Tuesday, November 13, 2012

The bluing of America

By Carl 

Ted Cruz, the Senator-elect from Texas, has an interesting observation to make:

"If Republicans do not do better in the Hispanic community," he said, "in a few short years Republicans will no longer be the majority party in our state." He ticked off some statistics: in 2004, George W. Bush won forty-four per cent of the Hispanic vote nationally; in 2008, John McCain won just thirty-one per cent. On Tuesday, Romney fared even worse.

"In not too many years, Texas could switch from being all Republican to all Democrat," he said. "If that happens, no Republican will ever again win the White House. New York and California are for the foreseeable future unalterably Democrat. If Texas turns bright blue, the Electoral College math is simple. We won't be talking about Ohio, we won't be talking about Florida or Virginia, because it won't matter. If Texas is bright blue, you can't get to two-seventy electoral votes. The Republican Party would cease to exist. We would become like the Whig Party. Our kids and grandkids would study how this used to be a national political party. 'They had Conventions, they nominated Presidential candidates. They don't exist anymore.'"

Long-time and careful readers of my prose will recognize this statement. I've long held that the U.S. is due to swing the political pendulum back to liberal thinking and policies.

Normally, pendulums lose momentum and gravitate towards the center, and that will eventually happen, but in this instance, Karl Rove and the Republicans, in an effort to create what Rove termed a "permanent Republican majority" have pulled the pendulum really far to the right.

And you know what happens when you pull a pendulum really hard: it swings back, fast and hard.

Cruz is one of a handful of Republicans -- Marco Rubio and Susana Martinez are among the others -- who could prevent this from happening, but it seems really unlikely to occur. It's pretty clear that Florida (Rubio) and New Mexico (Martinez) have cemented the Democratic Party as the party of the minority vote. But that's not the issue, identity politics. It's something much more basic and subtle.

I want you to think back to the election campaign, particularly the general election: can you name one Republican proposal for the next four years that didn't involve lowering taxes for the wealthy?
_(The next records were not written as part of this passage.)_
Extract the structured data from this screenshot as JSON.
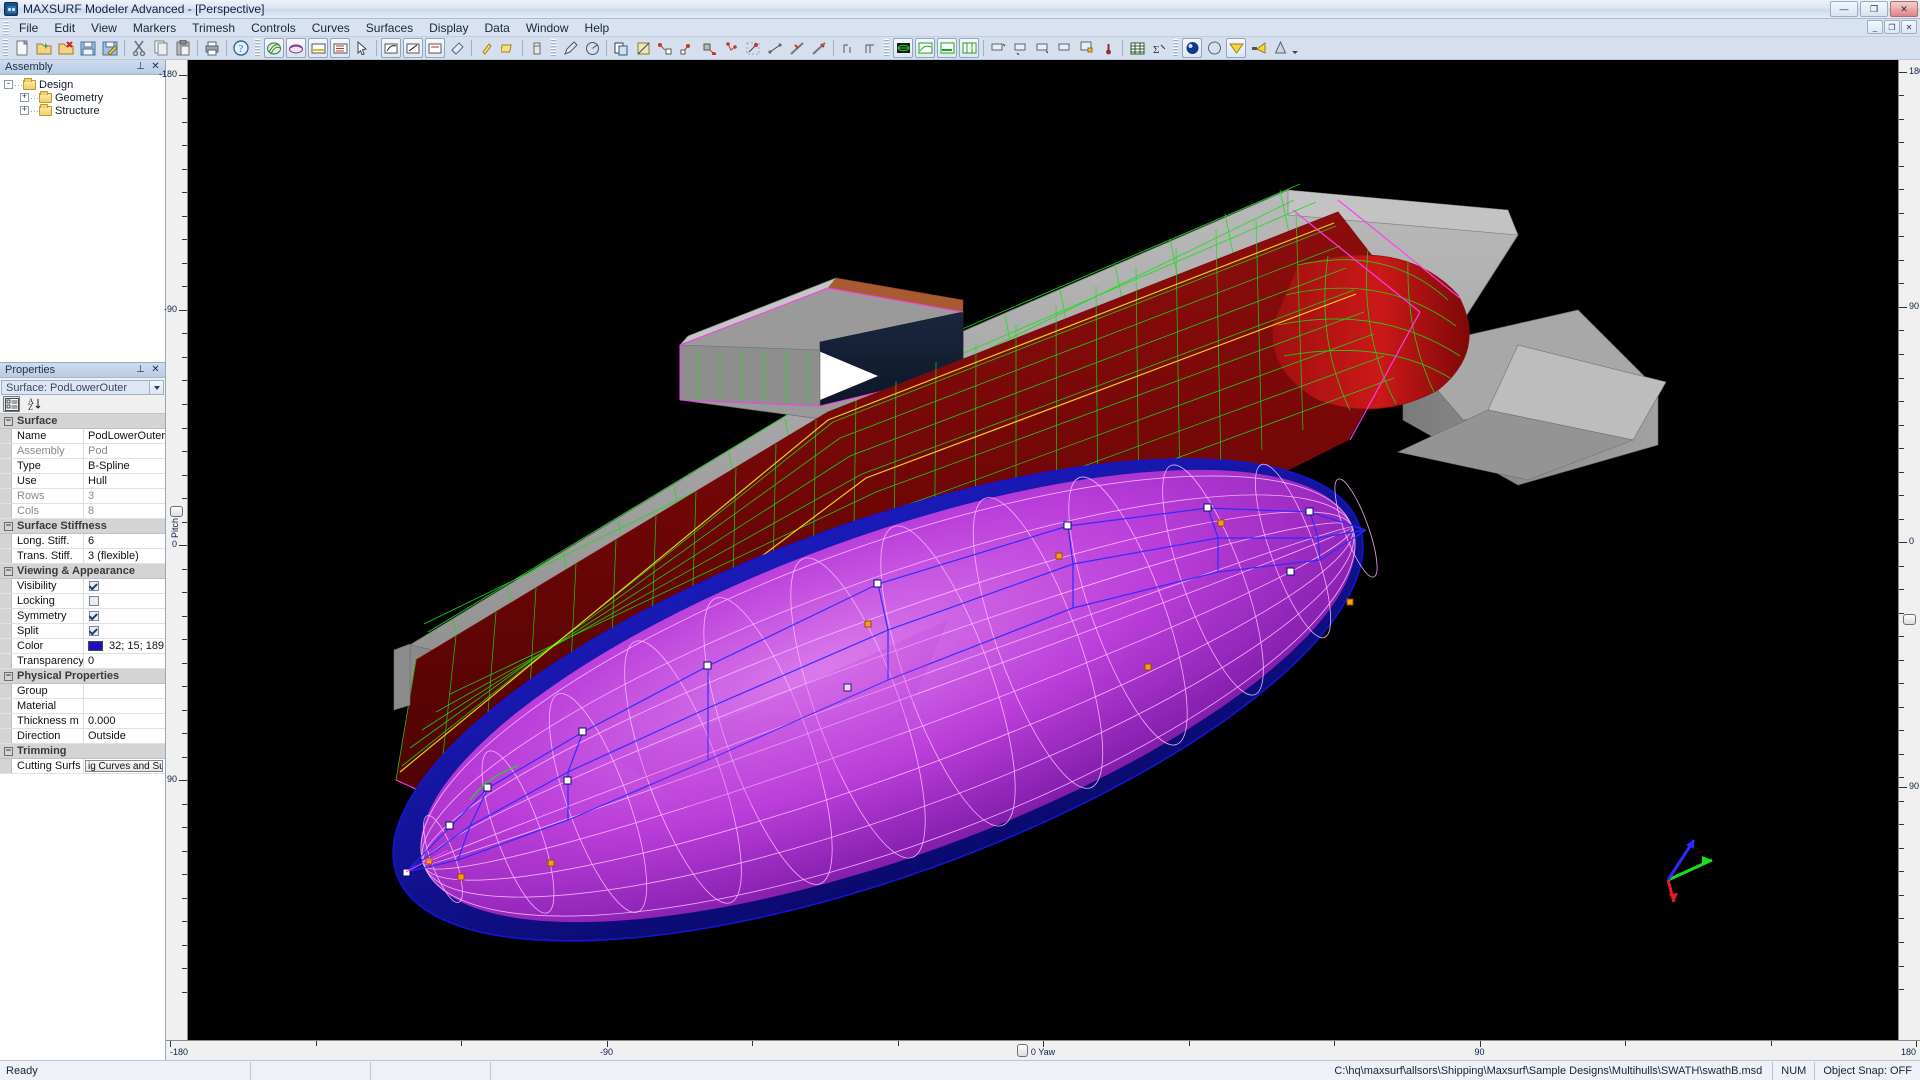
{
  "window": {
    "title": "MAXSURF Modeler Advanced - [Perspective]",
    "app_icon": "maxsurf-app-icon",
    "controls": {
      "minimize": "—",
      "maximize": "❐",
      "close": "✕"
    },
    "mdi_controls": {
      "minimize": "_",
      "restore": "❐",
      "close": "✕"
    }
  },
  "menubar": {
    "items": [
      "File",
      "Edit",
      "View",
      "Markers",
      "Trimesh",
      "Controls",
      "Curves",
      "Surfaces",
      "Display",
      "Data",
      "Window",
      "Help"
    ]
  },
  "toolbar": {
    "groups": [
      {
        "name": "file",
        "buttons": [
          "new-icon",
          "open-icon",
          "close-file-icon",
          "save-icon",
          "save-as-icon",
          "cut-icon",
          "copy-icon",
          "paste-icon",
          "print-icon",
          "help-icon"
        ]
      },
      {
        "name": "display",
        "buttons": [
          "surfaces-icon",
          "contours-icon",
          "waterlines-icon",
          "sections-icon",
          "select-icon",
          "net-icon",
          "edges-icon",
          "grid-icon",
          "render-icon",
          "light-icon",
          "shade-icon",
          "trimesh-icon",
          "pen-icon"
        ]
      },
      {
        "name": "controls",
        "buttons": [
          "control-point-icon",
          "add-point-icon",
          "move-point-icon",
          "delete-point-icon",
          "bind-point-icon",
          "compact-icon",
          "split-icon",
          "join-icon",
          "column-icon",
          "row-icon"
        ]
      },
      {
        "name": "view",
        "buttons": [
          "perspective-view-icon",
          "profile-view-icon",
          "plan-view-icon",
          "body-plan-view-icon",
          "zoom-icon",
          "pan-icon",
          "rotate-icon",
          "home-view-icon",
          "markers-icon",
          "anchor-icon",
          "table-icon",
          "formula-icon"
        ]
      },
      {
        "name": "render",
        "buttons": [
          "render-sphere-icon",
          "wireframe-icon",
          "shade-mode-icon",
          "spotlight-icon",
          "material-icon"
        ]
      }
    ]
  },
  "assembly": {
    "title": "Assembly",
    "pin_icon": "pin-icon",
    "close_icon": "close-icon",
    "tree": [
      {
        "label": "Design",
        "state": "-",
        "level": 1
      },
      {
        "label": "Geometry",
        "state": "+",
        "level": 2
      },
      {
        "label": "Structure",
        "state": "+",
        "level": 2
      }
    ]
  },
  "properties": {
    "title": "Properties",
    "pin_icon": "pin-icon",
    "close_icon": "close-icon",
    "object_selector": "Surface: PodLowerOuter",
    "toolbar_buttons": [
      "categorized-icon",
      "alphabetical-sort-icon"
    ],
    "groups": [
      {
        "name": "Surface",
        "rows": [
          {
            "name": "Name",
            "value": "PodLowerOuter",
            "type": "text",
            "dim": false
          },
          {
            "name": "Assembly",
            "value": "Pod",
            "type": "text",
            "dim": true
          },
          {
            "name": "Type",
            "value": "B-Spline",
            "type": "text",
            "dim": false
          },
          {
            "name": "Use",
            "value": "Hull",
            "type": "text",
            "dim": false
          },
          {
            "name": "Rows",
            "value": "3",
            "type": "text",
            "dim": true
          },
          {
            "name": "Cols",
            "value": "8",
            "type": "text",
            "dim": true
          }
        ]
      },
      {
        "name": "Surface Stiffness",
        "rows": [
          {
            "name": "Long. Stiff.",
            "value": "6",
            "type": "text",
            "dim": false
          },
          {
            "name": "Trans. Stiff.",
            "value": "3 (flexible)",
            "type": "text",
            "dim": false
          }
        ]
      },
      {
        "name": "Viewing & Appearance",
        "rows": [
          {
            "name": "Visibility",
            "value": "",
            "type": "checkbox",
            "checked": true,
            "dim": false
          },
          {
            "name": "Locking",
            "value": "",
            "type": "checkbox",
            "checked": false,
            "dim": false
          },
          {
            "name": "Symmetry",
            "value": "",
            "type": "checkbox",
            "checked": true,
            "dim": false
          },
          {
            "name": "Split",
            "value": "",
            "type": "checkbox",
            "checked": true,
            "dim": false
          },
          {
            "name": "Color",
            "value": "32; 15; 189",
            "type": "color",
            "swatch": "#200fbd",
            "dim": false
          },
          {
            "name": "Transparency %",
            "value": "0",
            "type": "text",
            "dim": false
          }
        ]
      },
      {
        "name": "Physical Properties",
        "rows": [
          {
            "name": "Group",
            "value": "",
            "type": "text",
            "dim": false
          },
          {
            "name": "Material",
            "value": "",
            "type": "text",
            "dim": false
          },
          {
            "name": "Thickness m",
            "value": "0.000",
            "type": "text",
            "dim": false
          },
          {
            "name": "Direction",
            "value": "Outside",
            "type": "text",
            "dim": false
          }
        ]
      },
      {
        "name": "Trimming",
        "rows": [
          {
            "name": "Cutting Surfs",
            "value": "ig Curves and Surfs",
            "type": "button",
            "dim": false
          }
        ]
      }
    ]
  },
  "viewport": {
    "name": "Perspective",
    "background": "#000000",
    "vertical_ruler": {
      "label": "Pitch",
      "ticks": [
        "-180",
        "-90",
        "0",
        "90"
      ]
    },
    "horizontal_ruler": {
      "label": "Yaw",
      "ticks": [
        "-180",
        "-90",
        "0",
        "90",
        "180"
      ]
    },
    "right_ruler": {
      "ticks": [
        "180",
        "90",
        "0",
        "90"
      ]
    },
    "axis_gizmo": "axis-gizmo-icon"
  },
  "statusbar": {
    "ready": "Ready",
    "file_path": "C:\\hq\\maxsurf\\allsors\\Shipping\\Maxsurf\\Sample Designs\\Multihulls\\SWATH\\swathB.msd",
    "num_indicator": "NUM",
    "object_snap": "Object Snap: OFF"
  }
}
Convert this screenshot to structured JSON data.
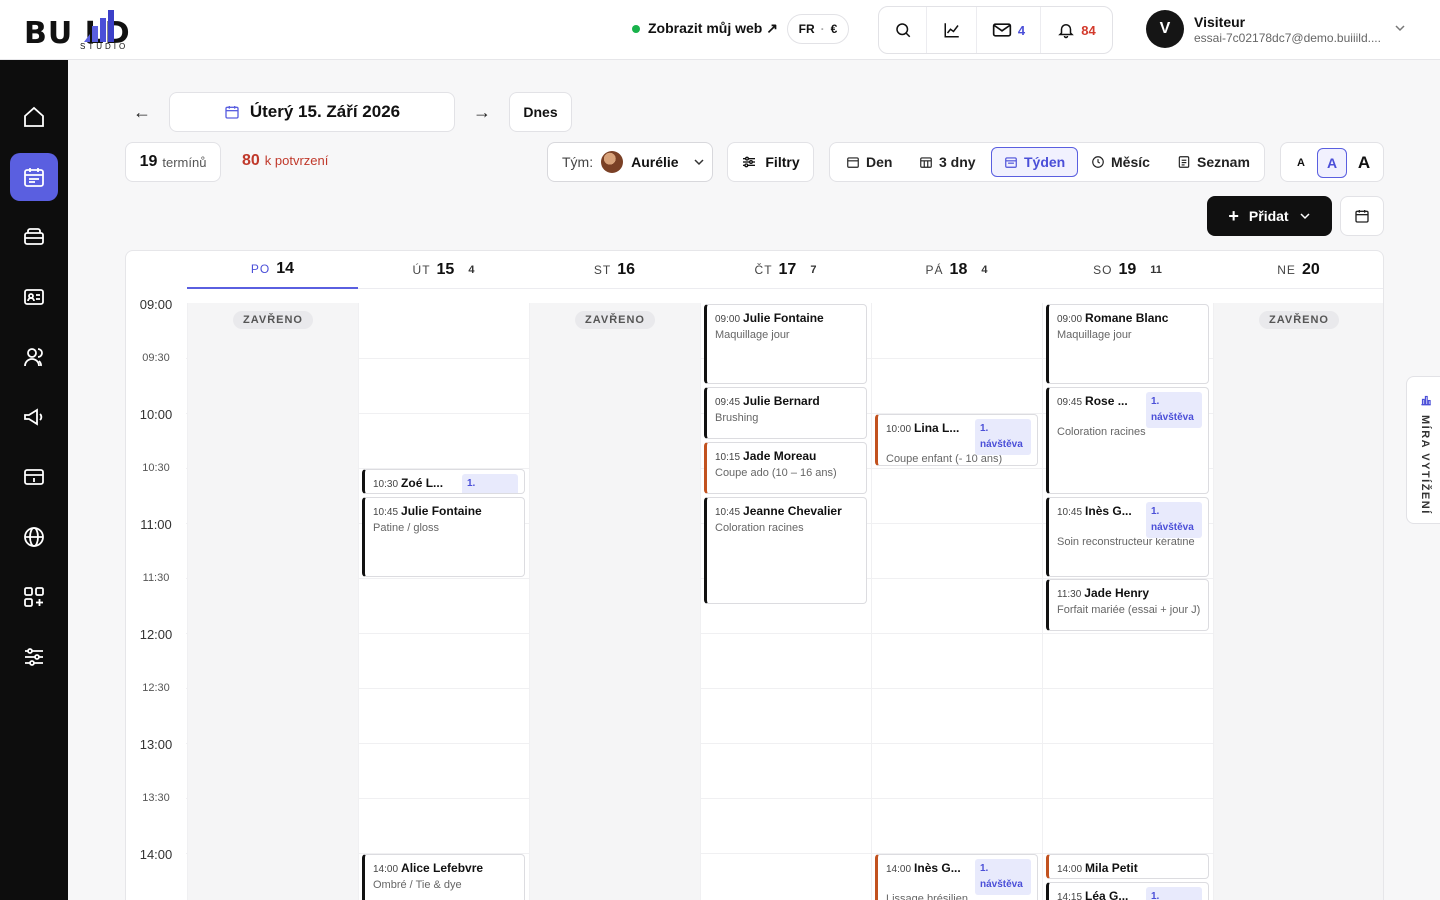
{
  "brand": {
    "word": "BU LD",
    "sub": "STUDIO"
  },
  "topbar": {
    "show_web": "Zobrazit můj web ↗",
    "lang": "FR",
    "currency": "€",
    "mail_count": "4",
    "notif_count": "84",
    "user_initial": "V",
    "user_name": "Visiteur",
    "user_email": "essai-7c02178dc7@demo.buiiild...."
  },
  "nav": {
    "prev": "←",
    "next": "→",
    "date": "Úterý 15. Září 2026",
    "today": "Dnes"
  },
  "toolbar": {
    "count_num": "19",
    "count_label": "termínů",
    "confirm_num": "80",
    "confirm_label": "k potvrzení",
    "team_label": "Tým:",
    "team_name": "Aurélie",
    "filters": "Filtry",
    "views": [
      "Den",
      "3 dny",
      "Týden",
      "Měsíc",
      "Seznam"
    ],
    "active_view": "Týden",
    "sizes": [
      "A",
      "A",
      "A"
    ],
    "add": "Přidat"
  },
  "calendar": {
    "days": [
      {
        "name": "PO",
        "date": "14",
        "count": "",
        "closed": true
      },
      {
        "name": "ÚT",
        "date": "15",
        "count": "4",
        "closed": false
      },
      {
        "name": "ST",
        "date": "16",
        "count": "",
        "closed": true
      },
      {
        "name": "ČT",
        "date": "17",
        "count": "7",
        "closed": false
      },
      {
        "name": "PÁ",
        "date": "18",
        "count": "4",
        "closed": false
      },
      {
        "name": "SO",
        "date": "19",
        "count": "11",
        "closed": false
      },
      {
        "name": "NE",
        "date": "20",
        "count": "",
        "closed": true
      }
    ],
    "closed_label": "ZAVŘENO",
    "times": [
      "09:00",
      "09:30",
      "10:00",
      "10:30",
      "11:00",
      "11:30",
      "12:00",
      "12:30",
      "13:00",
      "13:30",
      "14:00"
    ],
    "visit_label": "1. návštěva",
    "events": [
      {
        "day": 1,
        "time": "10:30",
        "name": "Zoé L...",
        "service": "",
        "visit": true,
        "accent": "dark"
      },
      {
        "day": 1,
        "time": "10:45",
        "name": "Julie Fontaine",
        "service": "Patine / gloss",
        "visit": false,
        "accent": "dark"
      },
      {
        "day": 1,
        "time": "14:00",
        "name": "Alice Lefebvre",
        "service": "Ombré / Tie & dye",
        "visit": false,
        "accent": "dark"
      },
      {
        "day": 3,
        "time": "09:00",
        "name": "Julie Fontaine",
        "service": "Maquillage jour",
        "visit": false,
        "accent": "dark"
      },
      {
        "day": 3,
        "time": "09:45",
        "name": "Julie Bernard",
        "service": "Brushing",
        "visit": false,
        "accent": "dark"
      },
      {
        "day": 3,
        "time": "10:15",
        "name": "Jade Moreau",
        "service": "Coupe ado (10 – 16 ans)",
        "visit": false,
        "accent": "orange"
      },
      {
        "day": 3,
        "time": "10:45",
        "name": "Jeanne Chevalier",
        "service": "Coloration racines",
        "visit": false,
        "accent": "dark"
      },
      {
        "day": 4,
        "time": "10:00",
        "name": "Lina L...",
        "service": "Coupe enfant (- 10 ans)",
        "visit": true,
        "accent": "orange"
      },
      {
        "day": 4,
        "time": "14:00",
        "name": "Inès G...",
        "service": "Lissage brésilien",
        "visit": true,
        "accent": "orange"
      },
      {
        "day": 5,
        "time": "09:00",
        "name": "Romane Blanc",
        "service": "Maquillage jour",
        "visit": false,
        "accent": "dark"
      },
      {
        "day": 5,
        "time": "09:45",
        "name": "Rose ...",
        "service": "Coloration racines",
        "visit": true,
        "accent": "dark"
      },
      {
        "day": 5,
        "time": "10:45",
        "name": "Inès G...",
        "service": "Soin reconstructeur kératine",
        "visit": true,
        "accent": "dark"
      },
      {
        "day": 5,
        "time": "11:30",
        "name": "Jade Henry",
        "service": "Forfait mariée (essai + jour J)",
        "visit": false,
        "accent": "dark"
      },
      {
        "day": 5,
        "time": "14:00",
        "name": "Mila Petit",
        "service": "",
        "visit": false,
        "accent": "orange"
      },
      {
        "day": 5,
        "time": "14:15",
        "name": "Léa G...",
        "service": "",
        "visit": true,
        "accent": "dark"
      }
    ]
  },
  "side_tab": "MÍRA VYTÍŽENÍ",
  "colors": {
    "accent": "#5a5fe0",
    "sidebar": "#0d0d0d",
    "danger": "#c0392b",
    "orange": "#c2521f"
  }
}
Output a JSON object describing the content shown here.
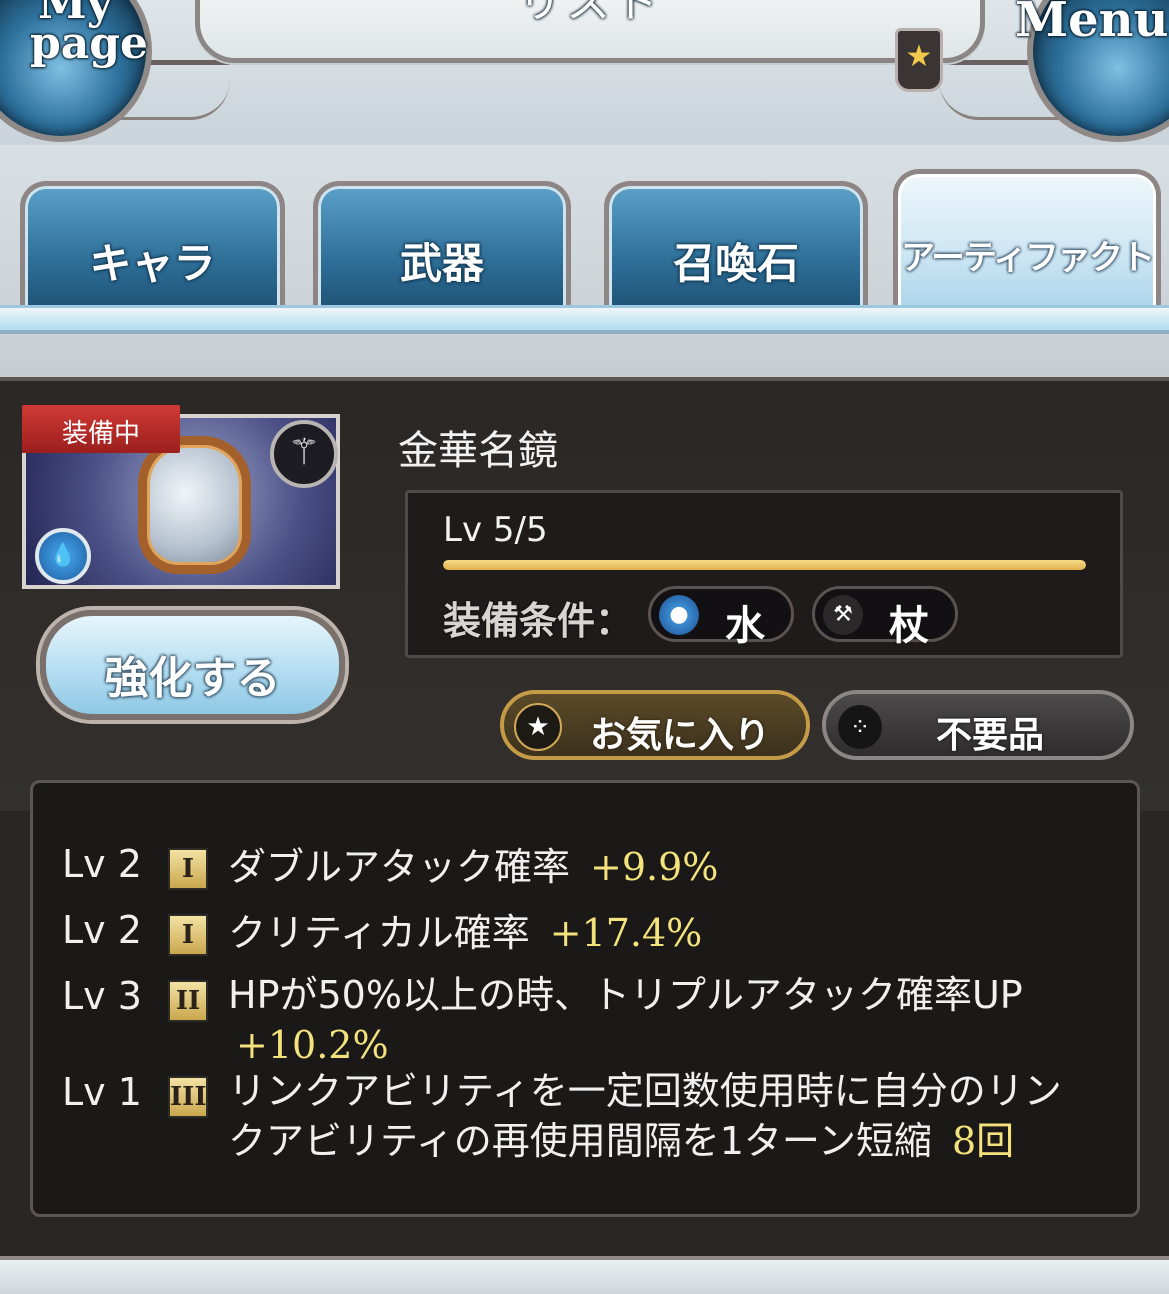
{
  "header": {
    "title": "リスト",
    "mypage_top": "My",
    "mypage_bottom": "page",
    "menu_label": "Menu",
    "fav_icon": "star-icon"
  },
  "tabs": [
    {
      "label": "キャラ",
      "active": false
    },
    {
      "label": "武器",
      "active": false
    },
    {
      "label": "召喚石",
      "active": false
    },
    {
      "label": "アーティファクト",
      "active": true
    }
  ],
  "artifact": {
    "equipped_badge": "装備中",
    "name": "金華名鏡",
    "level_text": "Lv 5/5",
    "level_progress": 1.0,
    "enhance_label": "強化する",
    "condition_label": "装備条件：",
    "conditions": [
      {
        "label": "水",
        "icon": "water-orb-icon"
      },
      {
        "label": "杖",
        "icon": "staff-icon"
      }
    ],
    "favorite_label": "お気に入り",
    "junk_label": "不要品"
  },
  "skills": [
    {
      "lv": "Lv 2",
      "tier": "I",
      "text": "ダブルアタック確率",
      "value": "+9.9%"
    },
    {
      "lv": "Lv 2",
      "tier": "I",
      "text": "クリティカル確率",
      "value": "+17.4%"
    },
    {
      "lv": "Lv 3",
      "tier": "II",
      "text": "HPが50%以上の時、トリプルアタック確率UP",
      "value": "+10.2%"
    },
    {
      "lv": "Lv 1",
      "tier": "III",
      "text": "リンクアビリティを一定回数使用時に自分のリンクアビリティの再使用間隔を1ターン短縮",
      "value": "8回"
    }
  ],
  "colors": {
    "accent_blue": "#2f6f98",
    "value_yellow": "#f4e27c",
    "level_bar": "#e0b14f",
    "equipped_red": "#c0302c"
  }
}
Meanwhile, Obama still has a raft of policies from his 2008 campaign that he can call upon at any time and propose. This is what we might term "leadership."

People respond to this. People in trouble especially respond to proposals that will lift us all out of trouble. It's fine to propose a tax cut -- claiming it's for all but in truth, it benefits the wealthy the most -- but when people aren't so worried about their next paycheck as their next car or their house or their retirement or their children, short-term proposals lose an awful lot of their luster.

If Hurricane Sandy benefitted President Obama at all -- apart from looking presidential, I mean -- it is on this very subtle point. Sandy showed that everything we build up for ourselves to ensure a future can be wiped off the face of the earth in an instant, and then where do you begin again?

Tax cuts help, to be sure, but they don't address the underlying problem: jobs don't pay as much as they used to and second jobs are really embarrassing.

Wage growth will help Americans. To play with tax cuts at this point in time is preposterous. It's like giving someone a five percent discount off a TV, when what they need is a job that pays enough so they can pay for that TV out of their own pocket, not borrowing the money.

This, above all other reasons, is why I believe America is heading for a progressive agenda over the coming decades. People are tired of crumbs and want the bread, and minorities are only the canary in the coalmine on this point.